Pakistan’da hakkında açılmış soruşturmalar için “siyasi” iddiasını kullanması belki mümkündü, ama dediğimiz gibi başka ülkelerde de hakkında suçlamalar vardı. Özellikle 2006 yılında İsviçre’de kara para aklama suçlamasıyla başlatılan davayı siyasi bir sebebe bağlamak zordur.
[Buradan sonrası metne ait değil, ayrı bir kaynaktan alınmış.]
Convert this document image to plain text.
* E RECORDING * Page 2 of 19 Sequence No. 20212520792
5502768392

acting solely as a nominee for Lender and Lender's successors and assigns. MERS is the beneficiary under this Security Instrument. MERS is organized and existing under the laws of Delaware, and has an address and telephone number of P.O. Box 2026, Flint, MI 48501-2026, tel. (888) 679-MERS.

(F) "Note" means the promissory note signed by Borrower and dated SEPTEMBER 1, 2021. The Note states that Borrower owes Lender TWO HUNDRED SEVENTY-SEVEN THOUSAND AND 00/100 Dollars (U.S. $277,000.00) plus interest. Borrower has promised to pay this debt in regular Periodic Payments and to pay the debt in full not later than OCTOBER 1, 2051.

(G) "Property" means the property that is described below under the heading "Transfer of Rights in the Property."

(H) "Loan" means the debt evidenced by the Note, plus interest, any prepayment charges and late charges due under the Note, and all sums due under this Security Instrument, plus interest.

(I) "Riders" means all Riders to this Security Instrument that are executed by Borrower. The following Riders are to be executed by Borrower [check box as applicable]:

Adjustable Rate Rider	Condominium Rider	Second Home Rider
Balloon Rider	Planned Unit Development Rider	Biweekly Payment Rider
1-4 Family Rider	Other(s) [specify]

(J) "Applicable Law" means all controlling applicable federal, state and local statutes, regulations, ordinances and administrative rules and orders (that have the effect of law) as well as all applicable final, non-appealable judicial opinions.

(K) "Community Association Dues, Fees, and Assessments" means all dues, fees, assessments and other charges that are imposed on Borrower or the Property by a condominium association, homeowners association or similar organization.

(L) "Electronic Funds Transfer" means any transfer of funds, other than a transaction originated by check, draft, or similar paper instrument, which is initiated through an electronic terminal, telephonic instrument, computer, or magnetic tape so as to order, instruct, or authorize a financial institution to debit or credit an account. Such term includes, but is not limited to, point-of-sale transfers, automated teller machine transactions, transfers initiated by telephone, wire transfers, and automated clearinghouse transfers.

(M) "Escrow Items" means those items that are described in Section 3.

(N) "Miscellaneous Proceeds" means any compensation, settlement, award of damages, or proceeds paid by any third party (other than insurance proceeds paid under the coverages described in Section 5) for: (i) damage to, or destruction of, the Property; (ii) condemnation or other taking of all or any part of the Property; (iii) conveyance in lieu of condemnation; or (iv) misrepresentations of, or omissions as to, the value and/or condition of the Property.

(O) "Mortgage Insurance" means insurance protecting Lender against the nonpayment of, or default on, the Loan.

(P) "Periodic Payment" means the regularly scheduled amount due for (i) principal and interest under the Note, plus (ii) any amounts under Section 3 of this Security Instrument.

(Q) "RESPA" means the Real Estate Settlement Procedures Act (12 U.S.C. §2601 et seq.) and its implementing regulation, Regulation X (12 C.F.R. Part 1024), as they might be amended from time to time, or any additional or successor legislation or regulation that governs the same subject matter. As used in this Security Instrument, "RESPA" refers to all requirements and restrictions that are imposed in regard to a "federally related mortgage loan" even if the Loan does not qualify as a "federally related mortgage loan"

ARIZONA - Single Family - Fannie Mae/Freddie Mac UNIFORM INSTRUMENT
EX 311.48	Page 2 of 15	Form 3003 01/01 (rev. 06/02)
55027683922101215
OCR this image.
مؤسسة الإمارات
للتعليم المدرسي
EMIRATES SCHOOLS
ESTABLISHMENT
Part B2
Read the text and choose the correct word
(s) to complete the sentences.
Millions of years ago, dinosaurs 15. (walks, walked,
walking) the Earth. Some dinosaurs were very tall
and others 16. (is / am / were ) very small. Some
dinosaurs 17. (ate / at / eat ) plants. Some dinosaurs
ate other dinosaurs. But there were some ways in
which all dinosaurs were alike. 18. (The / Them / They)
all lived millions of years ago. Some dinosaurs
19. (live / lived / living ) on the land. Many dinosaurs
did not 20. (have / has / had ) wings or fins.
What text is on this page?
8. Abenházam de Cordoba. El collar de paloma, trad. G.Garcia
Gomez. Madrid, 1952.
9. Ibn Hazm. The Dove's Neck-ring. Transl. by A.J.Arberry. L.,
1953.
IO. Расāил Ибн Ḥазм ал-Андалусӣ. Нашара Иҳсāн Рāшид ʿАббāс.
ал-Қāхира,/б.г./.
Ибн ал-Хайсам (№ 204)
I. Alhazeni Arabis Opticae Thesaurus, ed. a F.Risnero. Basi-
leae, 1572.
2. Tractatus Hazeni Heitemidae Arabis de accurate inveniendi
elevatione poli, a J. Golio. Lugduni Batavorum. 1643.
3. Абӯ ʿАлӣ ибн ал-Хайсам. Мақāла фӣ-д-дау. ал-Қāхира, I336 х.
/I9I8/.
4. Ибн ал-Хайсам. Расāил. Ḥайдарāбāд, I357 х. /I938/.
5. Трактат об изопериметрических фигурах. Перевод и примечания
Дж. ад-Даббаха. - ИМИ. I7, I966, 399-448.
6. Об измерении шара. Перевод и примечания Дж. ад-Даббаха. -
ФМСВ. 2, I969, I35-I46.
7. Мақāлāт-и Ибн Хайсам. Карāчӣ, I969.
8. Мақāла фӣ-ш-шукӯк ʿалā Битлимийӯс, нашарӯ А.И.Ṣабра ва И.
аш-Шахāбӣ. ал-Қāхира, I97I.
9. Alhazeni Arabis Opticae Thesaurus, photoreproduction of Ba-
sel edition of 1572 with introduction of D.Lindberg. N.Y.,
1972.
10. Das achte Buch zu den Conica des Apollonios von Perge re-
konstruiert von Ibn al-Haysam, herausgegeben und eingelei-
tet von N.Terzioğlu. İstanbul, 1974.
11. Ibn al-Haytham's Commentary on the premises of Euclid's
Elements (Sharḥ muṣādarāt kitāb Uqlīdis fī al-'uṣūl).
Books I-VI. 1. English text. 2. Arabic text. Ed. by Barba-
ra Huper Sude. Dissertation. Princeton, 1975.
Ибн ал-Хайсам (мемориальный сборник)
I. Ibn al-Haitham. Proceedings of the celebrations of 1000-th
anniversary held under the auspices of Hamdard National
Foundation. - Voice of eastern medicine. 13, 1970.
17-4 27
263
Adı sadece bir değil birçok kirli işe karışmış, sadece bir değil birkaç ülkede karanlık işlere bulaşmaktan dolayı soruşturma geçiren bir kişinin cumhurbaşkanlığına seçilmesi ne açıdan bakılırsa bakılsın Pakistan’ın şanssızlığı. Bu, Bekri Mustafa’nın köye imam olmasına benziyor.

ABD’nin Pakistan üzerinde izlediği politika açısından da Müşerref’ten Zerdari’ye değişen bir şey olmadı. Çünkü ABD’nin bu ülke üzerinde oyunlar oynamasına imkân sağlayan en önemli etken General Müşerref’in menfaat ilişkisine açık olması ve makamını korumak için kendisine sipariş edilen planları hayata geçirmekte vicdani sıkıntı duymamasıydı. Zerdari’nin bu konuda Müşerref’ten çok daha rahat olacağını onu yakından tanıyanlar dile getiriyorlar. Geçmişinin kirli işlerle dolu olması aynı zamanda onun sürekli kendini bir antipropaganda tehdidiyle karşı karşıya hissetmesine ve dayatmalara çabuk boyun eğmesine sebep olacaktır. Bu yüzden bazı yorumcular Pakistan’ın nükleer teknolojisinin bile dış baskıların tehditleriyle karşı karşıya kalabileceğine dikkat çekiyorlar.

Bununla birlikte Zerdari, cumhurbaşkanı olmakla ülkede ipleri tümüyle eline alacak değildir. Müşerref cunta lideri olmanın avantajlarını kullanıyordu. Zerdari kendini o kadar güçlü göremeyecektir.